Social standards, which cover a broad range of policies and the relationships that companies have with their employees, their customers, and the communities where they conduct business.
Governance practices, which relate to how a company manages itself and cover a range of business activities, including executive compensation, internal business controls, and the rights granted to shareholders.
Our goal is to maximize our clients' current income to preserve their principal. Going forward, we believe broad diversification will be crucial in pursuing this goal in the income markets.
For income seekers and bond investors, the last three decades have been quite rewarding with high-quality investments producing strong yields and competitive absolute returns. Like too many thirsty people going to the same watering hole for too long, eventually the well dries up. In this situation, the high demand has led to high prices and consequently low yields.
Since the high-quality income "well" is temporarily dried up (or in danger of drying up), the one option is to find another place to dig. Lifetime Wealth Strategies research has identified a wide range of investments, each with varying levels of income objectives, types of risks, and overall complexity that we use in building portfolios that seek to create income.
Some of the products we offer (through LPL Financial):
- Diversified bonds, U.S. & global
- Municipal bonds
- Traded and non-traded real estate investment trusts (REITs)
- Mortgage-backed securities
- Dividend stocks
- Structured products
- Preferred securities
- Business development companies
- Master Limited Partnerships (MLPs)
Tactical Asset Management
Our tactical equity portfolio uses a scoring system based on relative strength to look for asset classes or sectors that are exhibiting performance above an underlying benchmark.

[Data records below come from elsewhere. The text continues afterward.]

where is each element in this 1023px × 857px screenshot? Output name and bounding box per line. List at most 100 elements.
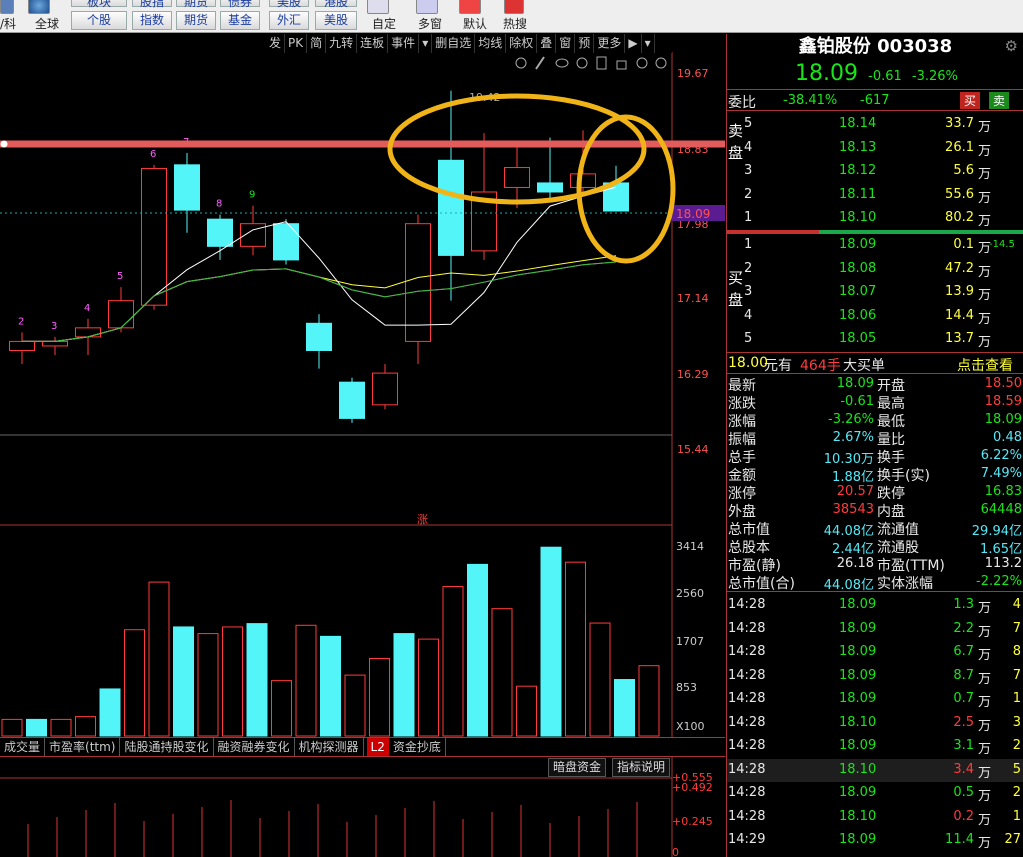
top-clip-button-1[interactable]: 板块	[71, 0, 127, 9]
big-order-link[interactable]: 点击查看	[957, 355, 1013, 375]
volume-bar[interactable]	[75, 716, 96, 737]
menu-icon[interactable]	[0, 0, 14, 14]
volume-bar[interactable]	[295, 624, 317, 737]
label-default[interactable]: 默认	[463, 15, 487, 32]
volume-bar[interactable]	[344, 674, 366, 737]
candle-body[interactable]	[570, 173, 596, 188]
volume-bar[interactable]	[148, 581, 170, 737]
candle-body[interactable]	[405, 223, 431, 342]
ask-level-row[interactable]: 2 18.11 55.6 万	[727, 184, 1023, 207]
volume-bar[interactable]	[565, 561, 586, 737]
label-hot-search[interactable]: 热搜	[503, 15, 527, 32]
bid-level-row[interactable]: 2 18.08 47.2 万	[727, 258, 1023, 281]
kline-chart[interactable]: 19.6718.8317.9817.1416.2915.443414256017…	[0, 34, 776, 857]
candle-body[interactable]	[141, 167, 167, 306]
tool-pk[interactable]: PK	[285, 34, 308, 53]
candle-body[interactable]	[273, 223, 299, 261]
tick-row[interactable]: 14:28 18.09 0.7 万 1	[727, 688, 1023, 711]
candle-body[interactable]	[42, 340, 68, 347]
volume-bar[interactable]	[197, 633, 219, 737]
candle-body[interactable]	[207, 218, 233, 247]
label-global[interactable]: 全球	[35, 15, 59, 32]
default-icon[interactable]	[459, 0, 481, 14]
volume-bar[interactable]	[26, 718, 47, 737]
bid-level-row[interactable]: 4 18.06 14.4 万	[727, 305, 1023, 328]
tool-fa[interactable]: 发	[266, 34, 286, 53]
candle-body[interactable]	[174, 164, 200, 211]
tool-ma[interactable]: 均线	[475, 34, 507, 53]
volume-bar[interactable]	[516, 685, 537, 737]
tool-event[interactable]: 事件	[388, 34, 420, 53]
candle-body[interactable]	[75, 327, 101, 338]
fund-button[interactable]: 基金	[220, 11, 260, 30]
volume-bar[interactable]	[222, 626, 243, 737]
candle-body[interactable]	[9, 340, 35, 351]
quick-buy-button[interactable]: 买	[960, 92, 981, 109]
tab-volume[interactable]: 成交量	[0, 738, 46, 756]
stock-button[interactable]: 个股	[71, 11, 127, 30]
custom-icon[interactable]	[367, 0, 389, 14]
volume-bar[interactable]	[320, 635, 341, 737]
volume-bar[interactable]	[442, 586, 464, 737]
top-clip-button-4[interactable]: 债券	[220, 0, 260, 9]
tick-row[interactable]: 14:28 18.09 0.5 万 2	[727, 782, 1023, 805]
volume-bar[interactable]	[1, 718, 23, 737]
volume-bar[interactable]	[418, 638, 439, 737]
tool-exright[interactable]: 除权	[506, 34, 538, 53]
volume-bar[interactable]	[540, 546, 562, 737]
big-order-row[interactable]: 18.00 元有 464手 大买单 点击查看	[727, 352, 1023, 374]
tool-event-dropdown[interactable]: ▾	[419, 34, 433, 53]
candle-body[interactable]	[372, 372, 398, 406]
tab-indicator-help[interactable]: 指标说明	[612, 758, 671, 777]
volume-bar[interactable]	[638, 665, 660, 737]
tool-expand[interactable]: ▶	[625, 34, 642, 53]
volume-bar[interactable]	[491, 608, 513, 737]
tick-row[interactable]: 14:28 18.09 1.3 万 4	[727, 594, 1023, 617]
quick-sell-button[interactable]: 卖	[989, 92, 1010, 109]
candle-body[interactable]	[438, 159, 464, 256]
tool-overlay[interactable]: 叠	[537, 34, 557, 53]
top-clip-button-5[interactable]: 美股	[269, 0, 309, 9]
tool-limit-board[interactable]: 连板	[357, 34, 389, 53]
tool-preview[interactable]: 预	[575, 34, 595, 53]
tick-row[interactable]: 14:28 18.10 3.4 万 5	[727, 758, 1023, 782]
tool-remove-watch[interactable]: 删自选	[432, 34, 476, 53]
top-clip-button-6[interactable]: 港股	[315, 0, 357, 9]
tab-margin[interactable]: 融资融券变化	[214, 738, 295, 756]
candle-body[interactable]	[306, 322, 332, 351]
bid-level-row[interactable]: 5 18.05 13.7 万	[727, 328, 1023, 351]
tick-row[interactable]: 14:28 18.10 0.2 万 1	[727, 806, 1023, 829]
volume-bar[interactable]	[393, 633, 415, 737]
ask-level-row[interactable]: 3 18.12 5.6 万	[727, 160, 1023, 183]
us-stock-button[interactable]: 美股	[315, 11, 357, 30]
tick-row[interactable]: 14:29 18.09 11.4 万 27	[727, 829, 1023, 852]
volume-bar[interactable]	[173, 626, 194, 737]
tab-dark-capital[interactable]: 暗盘资金	[548, 758, 607, 777]
tick-row[interactable]: 14:28 18.09 8.7 万 7	[727, 665, 1023, 688]
candle-body[interactable]	[504, 167, 530, 188]
bid-level-row[interactable]: 1 18.09 0.1 万 -14.5	[727, 234, 1023, 257]
volume-bar[interactable]	[99, 688, 121, 737]
gear-icon[interactable]: ⚙	[1005, 37, 1018, 55]
line-handle-left[interactable]	[0, 140, 8, 148]
ask-level-row[interactable]: 1 18.10 80.2 万	[727, 207, 1023, 230]
multiwindow-icon[interactable]	[416, 0, 438, 14]
tab-northbound[interactable]: 陆股通持股变化	[120, 738, 214, 756]
bid-level-row[interactable]: 3 18.07 13.9 万	[727, 281, 1023, 304]
volume-bar[interactable]	[271, 680, 292, 737]
ask-level-row[interactable]: 4 18.13 26.1 万	[727, 137, 1023, 160]
label-multiwindow[interactable]: 多窗	[418, 15, 442, 32]
volume-bar[interactable]	[246, 623, 268, 737]
tool-window[interactable]: 窗	[556, 34, 576, 53]
candle-body[interactable]	[108, 300, 134, 329]
hot-search-icon[interactable]	[504, 0, 524, 14]
volume-bar[interactable]	[50, 718, 72, 737]
tab-capital-bottom[interactable]: 资金抄底	[389, 738, 446, 756]
volume-bar[interactable]	[614, 679, 635, 737]
tab-pe-ttm[interactable]: 市盈率(ttm)	[45, 738, 121, 756]
tool-nine-turn[interactable]: 九转	[326, 34, 358, 53]
forex-button[interactable]: 外汇	[269, 11, 309, 30]
candle-body[interactable]	[339, 381, 365, 419]
top-clip-button-3[interactable]: 期货	[176, 0, 216, 9]
volume-bar[interactable]	[124, 629, 145, 737]
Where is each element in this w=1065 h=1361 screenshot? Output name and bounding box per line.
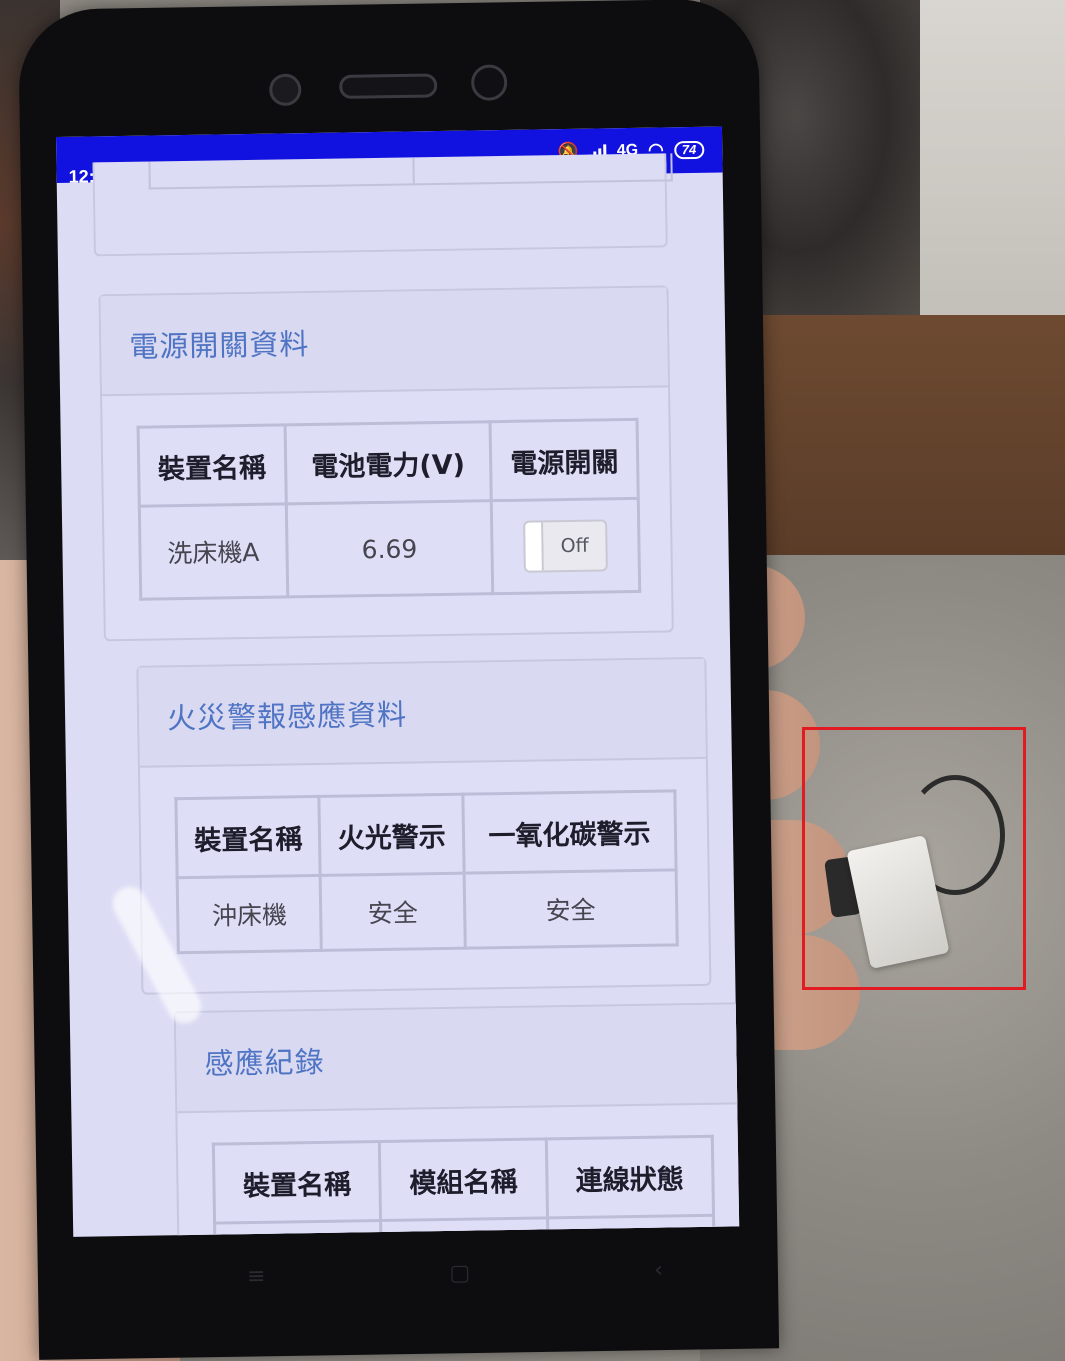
card-body: 裝置名稱 火光警示 一氧化碳警示 沖床機 安全 安全 (140, 759, 709, 993)
toggle-label: Off (560, 534, 589, 558)
card-title: 火災警報感應資料 (166, 697, 408, 736)
column-header: 火光警示 (319, 794, 465, 876)
table-row: 沖床機 安全 安全 (177, 869, 678, 953)
phone-screen: 12:17 🔕 4G ◠ 74 電源開關資料 裝置名稱 (56, 126, 740, 1237)
device-name-cell: 洗床機A (139, 503, 288, 600)
highlight-box (802, 727, 1026, 990)
co-status-cell: 安全 (464, 869, 678, 949)
column-header: 裝置名稱 (175, 796, 321, 878)
column-header: 裝置名稱 (213, 1141, 381, 1224)
battery-icon: 74 (673, 140, 705, 159)
sensor-log-card: 感應紀錄 裝置名稱 模組名稱 連線狀態 (173, 1002, 740, 1237)
card-header: 感應紀錄 (175, 1004, 740, 1114)
power-switch-cell: Off (491, 498, 640, 594)
previous-card (92, 153, 673, 257)
fire-alarm-table: 裝置名稱 火光警示 一氧化碳警示 沖床機 安全 安全 (174, 789, 679, 955)
column-header: 一氧化碳警示 (462, 790, 677, 874)
device-name-cell: 沖床機 (177, 875, 322, 953)
power-toggle[interactable]: Off (523, 519, 609, 573)
table-header-row: 裝置名稱 電池電力(V) 電源開關 (138, 419, 639, 507)
column-header: 裝置名稱 (138, 424, 286, 507)
voltage-cell: 6.69 (285, 500, 494, 597)
sensor-log-table: 裝置名稱 模組名稱 連線狀態 (211, 1134, 717, 1237)
table-header-row: 裝置名稱 模組名稱 連線狀態 (213, 1136, 714, 1224)
earpiece-speaker (339, 73, 438, 99)
power-switch-table: 裝置名稱 電池電力(V) 電源開關 洗床機A 6.69 Off (136, 417, 642, 601)
flame-status-cell: 安全 (320, 873, 466, 951)
android-nav-bar: ≡ ▢ ‹ (154, 1233, 755, 1312)
sensor-icon (470, 64, 508, 101)
fire-alarm-card: 火災警報感應資料 裝置名稱 火光警示 一氧化碳警示 沖床機 安全 安全 (136, 656, 712, 995)
back-icon[interactable]: ‹ (654, 1257, 663, 1282)
card-header: 電源開關資料 (100, 287, 669, 397)
card-title: 電源開關資料 (129, 327, 310, 364)
table-header-row: 裝置名稱 火光警示 一氧化碳警示 (175, 790, 677, 878)
power-switch-card: 電源開關資料 裝置名稱 電池電力(V) 電源開關 洗床機A 6.69 Off (98, 285, 674, 642)
page-content: 電源開關資料 裝置名稱 電池電力(V) 電源開關 洗床機A 6.69 Off 火… (57, 153, 740, 1237)
card-header: 火災警報感應資料 (138, 658, 706, 768)
column-header: 電源開關 (490, 419, 639, 501)
menu-icon[interactable]: ≡ (247, 1263, 266, 1288)
card-body: 裝置名稱 電池電力(V) 電源開關 洗床機A 6.69 Off (102, 387, 672, 639)
card-body: 裝置名稱 模組名稱 連線狀態 (177, 1104, 739, 1237)
background-cabinet (735, 315, 1065, 560)
table-row: 洗床機A 6.69 Off (139, 498, 640, 600)
card-title: 感應紀錄 (204, 1044, 325, 1081)
column-header: 模組名稱 (379, 1138, 548, 1221)
background-wall (920, 0, 1065, 330)
toggle-knob (525, 522, 545, 571)
front-camera-icon (269, 73, 302, 107)
column-header: 電池電力(V) (284, 421, 492, 504)
home-icon[interactable]: ▢ (449, 1260, 470, 1285)
column-header: 連線狀態 (545, 1136, 714, 1218)
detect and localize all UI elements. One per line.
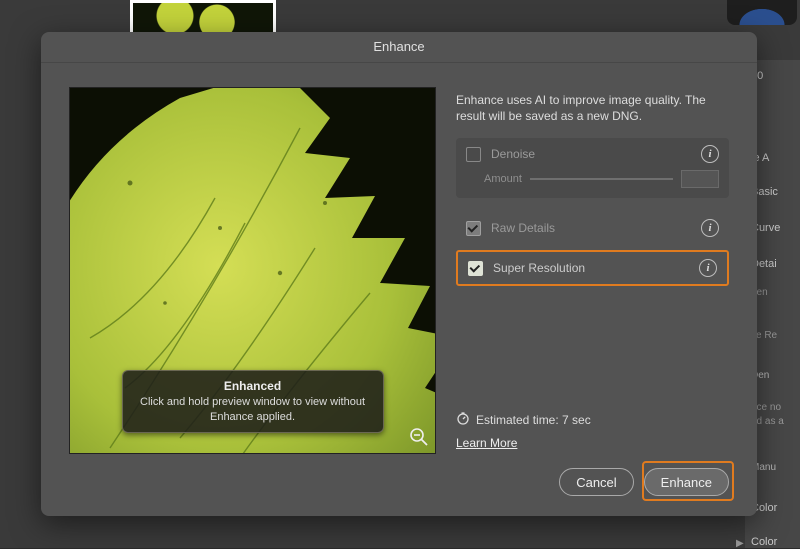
dialog-title: Enhance — [41, 32, 757, 63]
panel-color1[interactable]: Color — [751, 502, 800, 514]
options-panel: Enhance uses AI to improve image quality… — [456, 92, 729, 286]
denoise-label: Denoise — [491, 147, 535, 161]
raw-details-label: Raw Details — [491, 221, 555, 235]
preview-tooltip: Enhanced Click and hold preview window t… — [122, 370, 384, 433]
amount-label: Amount — [484, 173, 522, 185]
iso-value: 00 — [751, 70, 800, 82]
info-icon[interactable]: i — [701, 219, 719, 237]
denoise-row: Denoise i — [456, 138, 729, 170]
info-icon[interactable]: i — [701, 145, 719, 163]
super-resolution-row[interactable]: Super Resolution i — [458, 252, 727, 284]
histogram — [727, 0, 797, 25]
panel-basic[interactable]: Basic — [751, 186, 800, 198]
cancel-button[interactable]: Cancel — [559, 468, 633, 496]
raw-details-checkbox — [466, 221, 481, 236]
preview-window[interactable]: Enhanced Click and hold preview window t… — [69, 87, 436, 454]
footer-info: Estimated time: 7 sec Learn More — [456, 411, 729, 450]
dialog-buttons: Cancel Enhance — [559, 468, 729, 496]
filmstrip-thumbnail[interactable] — [130, 0, 276, 35]
dialog-description: Enhance uses AI to improve image quality… — [456, 92, 729, 124]
info-icon[interactable]: i — [699, 259, 717, 277]
disclosure-arrow-icon[interactable]: ▶ — [736, 538, 744, 549]
denoise-group: Denoise i Amount — [456, 138, 729, 198]
panel-manual: Manu — [751, 462, 800, 473]
profile-row: le A — [751, 152, 800, 164]
panel-curve[interactable]: Curve — [751, 222, 800, 234]
panel-detail[interactable]: Detai — [751, 258, 800, 270]
panel-reduce: uce no — [751, 402, 800, 413]
amount-slider — [530, 178, 673, 180]
amount-field — [681, 170, 719, 188]
super-resolution-checkbox[interactable] — [468, 261, 483, 276]
panel-denoise: Den — [751, 370, 800, 381]
raw-details-row: Raw Details i — [456, 212, 729, 244]
stopwatch-icon — [456, 411, 470, 428]
panel-sharpen: pen — [751, 287, 800, 298]
super-resolution-group: Super Resolution i — [456, 250, 729, 286]
super-resolution-label: Super Resolution — [493, 261, 585, 275]
panel-saved: ed as a — [751, 416, 800, 427]
panel-noise: se Re — [751, 330, 800, 341]
enhance-button[interactable]: Enhance — [644, 468, 729, 496]
enhance-dialog: Enhance — [41, 32, 757, 516]
estimated-time: Estimated time: 7 sec — [476, 413, 591, 427]
denoise-checkbox — [466, 147, 481, 162]
learn-more-link[interactable]: Learn More — [456, 436, 517, 450]
amount-row: Amount — [456, 170, 729, 198]
raw-details-group: Raw Details i — [456, 212, 729, 244]
zoom-out-icon[interactable] — [409, 427, 429, 447]
tooltip-heading: Enhanced — [133, 379, 373, 393]
tooltip-body: Click and hold preview window to view wi… — [133, 395, 373, 424]
panel-color2[interactable]: Color — [751, 536, 800, 548]
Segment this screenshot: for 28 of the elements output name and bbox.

We use this information to shift investments from one asset class to another, in our attempt to either avoid trouble or seize emerging opportunities. This strategy is designed for times of higher volatility and is most suitable for clients that are concerned about downside risk of the markets.
Dimensional Fund Advisors
Dimensional Fund Advisors has long been recognized as one of the leaders in applying financial science to the practical world of investing. In 1981, Dimensional introduced innovative strategies that set a new standard for portfolio design.
Dimensional’s revolutionary approach is steeped in extensive academic research on the efficiency of capital markets and the range of forces driving financial outcomes. Dimensional believes:
- The markets are inherently efficient, and when left to a scientific approach, the total long-term returns tend to reward investors.
- Financial markets act as an ally when investors understand that investing isn’t about finding a loophole for a quick gain, but instead committing to a long-term strategy with diversification and risk/reward balance at its core.
ESG investing may be subject to greater volatility than ones that invest more broadly. There is no guarantee that a diversified portfolio will enhance overall returns or outperform a non-diversified portfolio. No strategy assures success or protects against loss.
Tactical allocation may involve more frequent buying and selling of assets and will tend to generate higher transaction cost. Investors should consider the tax consequences of moving positions more frequently
Dimensional Fund Advisors and LPL Financial are separate entities.